Unfortunately it wasn’t back breaking labor. They had just gotten the farm, so it was generating ideas. When we got to the barn I thought we’d bale hay or some farm thing.
Instead we talked about converting part of the loft into an office and make it comfortable enough to “hang” but not good enough to attract the wife. My contribution about the big screen TV and satellite dish fit in with secret entrance for the pizza delivery guy and the fire pole.

I guess that was better than the talk of wallpapers, (Who will see that behind the big screen TV?:)) but it was harder on my knees. I should have wore my jeans not my shorts.

The only BDSMish element was the band-aid on my hairy knee.

I did get to use my Swiss army-style pliers for the second time. (And M’Lady laughed, yeah verily laughed, when I insisted on packing them. :P)

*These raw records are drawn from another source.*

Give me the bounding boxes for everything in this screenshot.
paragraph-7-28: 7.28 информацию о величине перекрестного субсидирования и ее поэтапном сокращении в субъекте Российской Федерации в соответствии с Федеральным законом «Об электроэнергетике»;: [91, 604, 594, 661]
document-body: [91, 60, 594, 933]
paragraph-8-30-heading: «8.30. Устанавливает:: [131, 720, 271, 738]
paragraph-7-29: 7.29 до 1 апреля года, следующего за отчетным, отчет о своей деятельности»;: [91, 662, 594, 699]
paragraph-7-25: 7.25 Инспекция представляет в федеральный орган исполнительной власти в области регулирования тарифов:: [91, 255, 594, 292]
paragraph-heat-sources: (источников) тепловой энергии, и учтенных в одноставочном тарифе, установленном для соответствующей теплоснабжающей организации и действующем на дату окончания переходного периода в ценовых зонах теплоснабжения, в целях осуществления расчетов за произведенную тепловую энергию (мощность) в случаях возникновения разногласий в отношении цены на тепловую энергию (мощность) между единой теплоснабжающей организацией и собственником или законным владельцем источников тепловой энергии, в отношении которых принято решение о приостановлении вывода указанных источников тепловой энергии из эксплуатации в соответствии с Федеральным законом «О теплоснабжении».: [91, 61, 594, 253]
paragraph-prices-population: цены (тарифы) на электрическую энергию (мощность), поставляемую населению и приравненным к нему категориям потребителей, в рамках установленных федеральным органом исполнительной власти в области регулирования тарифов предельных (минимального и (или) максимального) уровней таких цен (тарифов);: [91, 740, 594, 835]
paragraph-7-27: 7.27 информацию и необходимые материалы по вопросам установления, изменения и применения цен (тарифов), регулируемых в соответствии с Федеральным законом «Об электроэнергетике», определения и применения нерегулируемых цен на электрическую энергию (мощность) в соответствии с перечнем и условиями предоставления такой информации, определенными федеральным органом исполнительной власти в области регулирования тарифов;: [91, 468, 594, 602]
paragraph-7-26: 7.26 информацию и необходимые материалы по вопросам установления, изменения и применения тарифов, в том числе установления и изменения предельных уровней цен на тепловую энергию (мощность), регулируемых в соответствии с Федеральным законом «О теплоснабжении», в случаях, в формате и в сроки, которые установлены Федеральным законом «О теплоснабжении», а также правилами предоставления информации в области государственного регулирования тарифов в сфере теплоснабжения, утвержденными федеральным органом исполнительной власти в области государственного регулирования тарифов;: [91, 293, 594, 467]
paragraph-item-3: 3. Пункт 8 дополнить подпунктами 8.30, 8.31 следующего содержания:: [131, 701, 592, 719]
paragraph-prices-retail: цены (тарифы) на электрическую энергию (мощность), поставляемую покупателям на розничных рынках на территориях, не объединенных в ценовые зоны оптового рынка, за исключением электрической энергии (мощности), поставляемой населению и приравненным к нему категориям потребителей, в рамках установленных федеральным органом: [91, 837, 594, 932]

When we left the teenager left to visit her boyfriends grandmother. We waited for the grand daughter’s parents to pick her up. I admit I was really happy at the notion of being alone, finally. M’Lady had the four year-old girl tak off the band-aid. She told her quickly. It was pretty quick on a geologic scale. “Like this, Granma?” “Yes dear you are doing fine, do it quickly. Don’t stop.” “All the way off?” “Yes, all the way off.” “Does he have a boo-boo?” “Yes he does. Now help him take off that one, quickly now.” “Is this fast, Granma?” (etc.)

OK, you Sadist, I admit I’m a whimp.[:)]

Anyway, long story short, her parents don’t arrive at the 7-7:30 time we were expecting. They were watching Wallace and Grommet on DVD when I went to bed around ten. (One guess who got that for M’Lady’s grand daughter when M’Lady said she had never heard of them before.)

On Monday I awoke unmolested. (Darn!)

Modesty forbids divulging much beyond ironing and dishwashing. (I won’t even tell of the lawn mower maintenance except to say she laughed at my bringing my Swiss Army-like pliers.) Then her and her grand daughter walked me to the bus station and I left. (The four year old was the best walker among us.[:)])

The bus ride back featured the fat, farting black guy whose head rested on my shoulder as he slept from Richmond to Baltimore to New York.

Back home my car horn now works. (The mechanic doing the inspection said it could be fixed for $239: it cost me $25.)




ShadeDiva -> RE: Lady Beckett (9/18/2004 2:25:47 AM)

heheheheeeeeeeeeeeeeeeeeeee iwill you are just a RIOT!

Sounds like you had some fun even if it wasn't of the molestation type, LOL!